歩道に敷かれたレンガを突き破って浮き出ているのは、

地下に設置された雨水貯水槽であった。

公園との境界にある花壇ごと、50cmほど持ち上げている。

 

 

 

 

 


そのすぐ南側で見た二階建てアパート。

一階部分が傾いて平行四辺形になってしまっている。

 

 

 

 

 

 

 

 

 

 

 

 

 

裏側に回ると窓が開けっ放しになっており、室内が丸見えになっていた。

すでに全世帯とも退去済みなのだろう。

慌しい引越しだったらしく、まだ生活の温もりが残っている。

 

垂直な部分が全くない部屋。

地震発生の瞬間は、さぞかし怖かっただろうな・・・。

 

 

10日後に通りかかったら、解体作業が始まっていた。

 

 

 

 

 

 

 


<B地点>

溜め池の脇を通る農道が、すだれのようにズタズタになっていた。

 

 

 

 

 

 

その奥でも陥没している。

 

 

 

 

 

 

 


<C地点>

県の近代化土木遺産にも指定されている高架水路の現状を確認すべく、

岩瀬牧場近くの鳥見山公園にクルマを止めた。

公園の駐車場は震災で生じたがれきの一時保管場所になっており、

広い駐車場は割れた瓦、コンクリやブロック、木材などで埋め尽くされていた。

 

 

 

 

 

 

参考写真

 

 

 

 

この高架水路は、ORJの56号(2010年12月)の日本畜産専用軌道にて少しだけ触れた。

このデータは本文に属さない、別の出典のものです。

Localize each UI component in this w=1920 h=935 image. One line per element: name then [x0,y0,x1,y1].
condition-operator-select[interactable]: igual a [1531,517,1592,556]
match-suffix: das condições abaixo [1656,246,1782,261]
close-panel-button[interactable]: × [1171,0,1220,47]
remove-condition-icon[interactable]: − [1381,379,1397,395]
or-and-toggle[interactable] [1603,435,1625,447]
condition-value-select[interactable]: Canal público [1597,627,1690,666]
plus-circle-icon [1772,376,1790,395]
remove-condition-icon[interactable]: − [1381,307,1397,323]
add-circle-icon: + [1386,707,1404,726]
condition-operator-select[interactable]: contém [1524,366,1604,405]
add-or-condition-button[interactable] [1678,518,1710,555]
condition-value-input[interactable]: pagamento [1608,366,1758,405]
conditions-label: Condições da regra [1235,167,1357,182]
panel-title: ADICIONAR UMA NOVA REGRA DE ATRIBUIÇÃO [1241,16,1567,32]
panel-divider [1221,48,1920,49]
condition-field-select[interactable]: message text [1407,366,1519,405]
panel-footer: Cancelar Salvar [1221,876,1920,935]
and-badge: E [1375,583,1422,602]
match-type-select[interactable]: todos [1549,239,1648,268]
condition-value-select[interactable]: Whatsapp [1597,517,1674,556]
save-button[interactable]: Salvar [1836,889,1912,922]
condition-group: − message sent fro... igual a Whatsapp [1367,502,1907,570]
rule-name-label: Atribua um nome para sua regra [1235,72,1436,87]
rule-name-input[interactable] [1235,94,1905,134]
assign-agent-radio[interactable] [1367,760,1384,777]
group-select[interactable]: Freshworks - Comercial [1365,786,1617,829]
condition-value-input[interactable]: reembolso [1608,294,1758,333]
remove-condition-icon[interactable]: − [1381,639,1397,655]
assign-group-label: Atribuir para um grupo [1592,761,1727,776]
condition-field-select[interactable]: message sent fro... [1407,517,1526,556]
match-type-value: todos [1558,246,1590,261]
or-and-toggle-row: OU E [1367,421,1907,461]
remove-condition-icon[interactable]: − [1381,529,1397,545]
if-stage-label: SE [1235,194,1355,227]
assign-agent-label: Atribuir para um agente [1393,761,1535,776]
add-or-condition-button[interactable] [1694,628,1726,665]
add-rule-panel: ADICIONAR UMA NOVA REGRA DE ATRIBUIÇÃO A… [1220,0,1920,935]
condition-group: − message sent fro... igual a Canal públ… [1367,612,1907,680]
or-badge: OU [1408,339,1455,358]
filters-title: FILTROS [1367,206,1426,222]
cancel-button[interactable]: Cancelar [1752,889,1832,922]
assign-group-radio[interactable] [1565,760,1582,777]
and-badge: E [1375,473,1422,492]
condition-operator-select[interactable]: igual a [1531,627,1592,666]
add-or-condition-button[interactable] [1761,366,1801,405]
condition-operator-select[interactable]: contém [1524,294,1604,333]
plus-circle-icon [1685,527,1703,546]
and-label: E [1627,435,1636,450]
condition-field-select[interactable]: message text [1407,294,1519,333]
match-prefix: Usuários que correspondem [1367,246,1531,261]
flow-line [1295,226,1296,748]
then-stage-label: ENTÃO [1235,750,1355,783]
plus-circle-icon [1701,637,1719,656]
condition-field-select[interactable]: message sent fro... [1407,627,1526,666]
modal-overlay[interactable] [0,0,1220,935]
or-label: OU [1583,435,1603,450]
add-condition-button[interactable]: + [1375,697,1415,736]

牧場に引水するためのU字溝が落下し、この惨状になっていた。

まるで現代芸術のように、片側だけ落ちた状態できれいに並んでいる。

 

復旧工事の準備のためなのか、支柱とU字溝に赤いスプレーでナンバリングされていた。

 

 

 


ついでに、その高架水路の水源である羽鳥ダムにも触れておこう。

堤体の一部が破損し、ブルーシートで覆われている。

ダムの上は県道37号白河羽鳥線だが、通行止になっている。

 

 

 

 

 

国策として明治初期から始まった矢吹ヶ原の開墾は、

羽鳥ダム湖から水を得ることで一応の完結を見たのだが、

震災によりダム堤体が損傷したため貯水が不可能になり、

また水路も各地で寸断されたため、水の供給が絶たれた。

 

すでに6月だと言うのに町内の水田は田植えができず、茶色のままであった。